By TODD RICHMOND and SCOTT BAUER
MADISON, Wis. (AP) — The only Republican candidate running for governor in Wisconsin who had supported keeping the bipartisan state elections commission in place reversed his position Wednesday, calling for it to be dissolved hours before the panel was to vote on who would be its next chairman.
The construction company co-owner Tim Michels said in a statement that he now supports doing away with the commission after speaking with attendees at the Wisconsin Republican Party convention last weekend, including commissioner Bob Spindell. Spindell, who is running to be the next chair of the commission, was one of 10 Republicans who tried to cast Electoral College votes for former President Donald Trump in Wisconsin, even though he lost.
The next chair of the commission will hold the position heading into the November election and in the lead up to the 2024 presidential election in battleground Wisconsin. The chair by state law approves the vote canvass following elections and certifies results. The chair also sets the agenda for the commission and can exert influence over how questions are framed, an important power on the board that is evenly divided between Republicans and Democrats.
Spindell would need at least one of the commission’s three Democrats to vote for him in order to be elected. State law requires the next chair to be a Republican and the only other commissioner allowed to seek the post is Dean Knudson, a former state representative. Knudson said on Tuesday that he did not anticipate having any comment before the commission’s meeting.
Michels three weeks ago said he wanted to keep the commission in place but make changes to it. Now he wants it abolished, the same position as other GOP candidates Rebecca Kleefisch, Kevin Nicholson and state Rep. Timothy Ramthun.

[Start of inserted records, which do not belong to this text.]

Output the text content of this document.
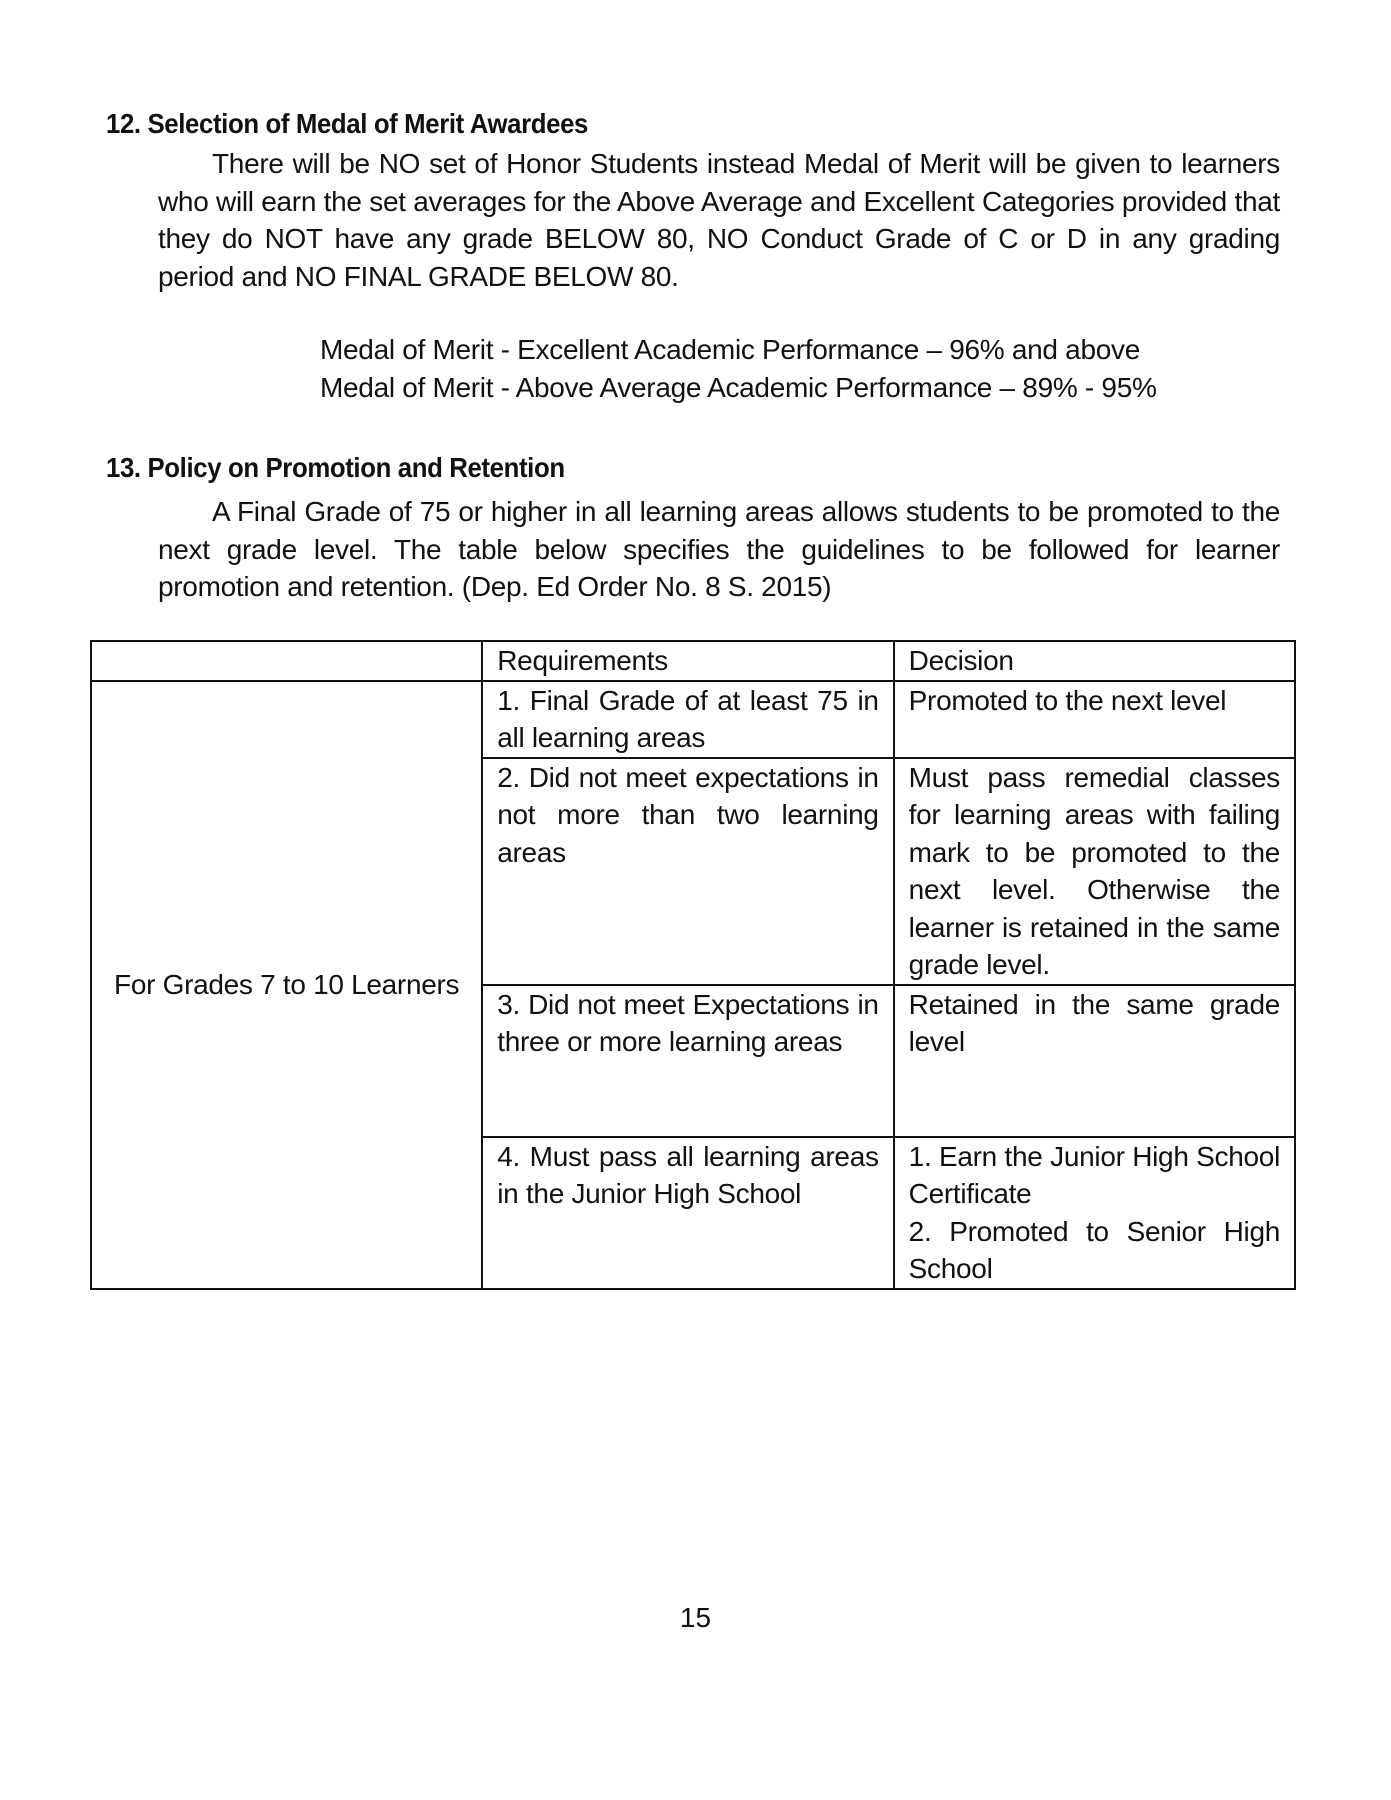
12. Selection of Medal of Merit Awardees
There will be NO set of Honor Students instead Medal of Merit will be given to learners who will earn the set averages for the Above Average and Excellent Categories provided that they do NOT have any grade BELOW 80, NO Conduct Grade of C or D in any grading period and NO FINAL GRADE BELOW 80.
Medal of Merit - Excellent Academic Performance – 96% and above
Medal of Merit - Above Average Academic Performance – 89% - 95%
13. Policy on Promotion and Retention
A Final Grade of 75 or higher in all learning areas allows students to be promoted to the next grade level. The table below specifies the guidelines to be followed for learner promotion and retention. (Dep. Ed Order No. 8 S. 2015)
	Requirements	Decision
For Grades 7 to 10 Learners	1. Final Grade of at least 75 in all learning areas	Promoted to the next level
	2. Did not meet expectations in not more than two learning areas	Must pass remedial classes for learning areas with failing mark to be promoted to the next level. Otherwise the learner is retained in the same grade level.
	3. Did not meet Expectations in three or more learning areas	Retained in the same grade level
	4. Must pass all learning areas in the Junior High School	1. Earn the Junior High School Certificate
2. Promoted to Senior High School
15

The winner of the Aug. 9 primary will advance to face Gov. Tony Evers, who supports keeping the commission in place.
“While this evolution may be uncommon in politics, I’m not a politician,” Michels said in a statement. “I’ve come to the conclusion the WEC is not salvageable. To have non-elected officials overseeing the administration of elections has proven to be fundamentally flawed.”
Michels did not say what he wants to replace the commission with and did not immediately respond to messages seeking comment.
Spindell does not support doing away with the commission. Spindell and the other fake GOP electors were sued last week.
Kleefisch on Wednesday threw her support behind Spindell to be the commission’s next chair “to ensure that our laws are followed this election cycle.” If Kleefisch gets her way, the commission won’t exist for the next election.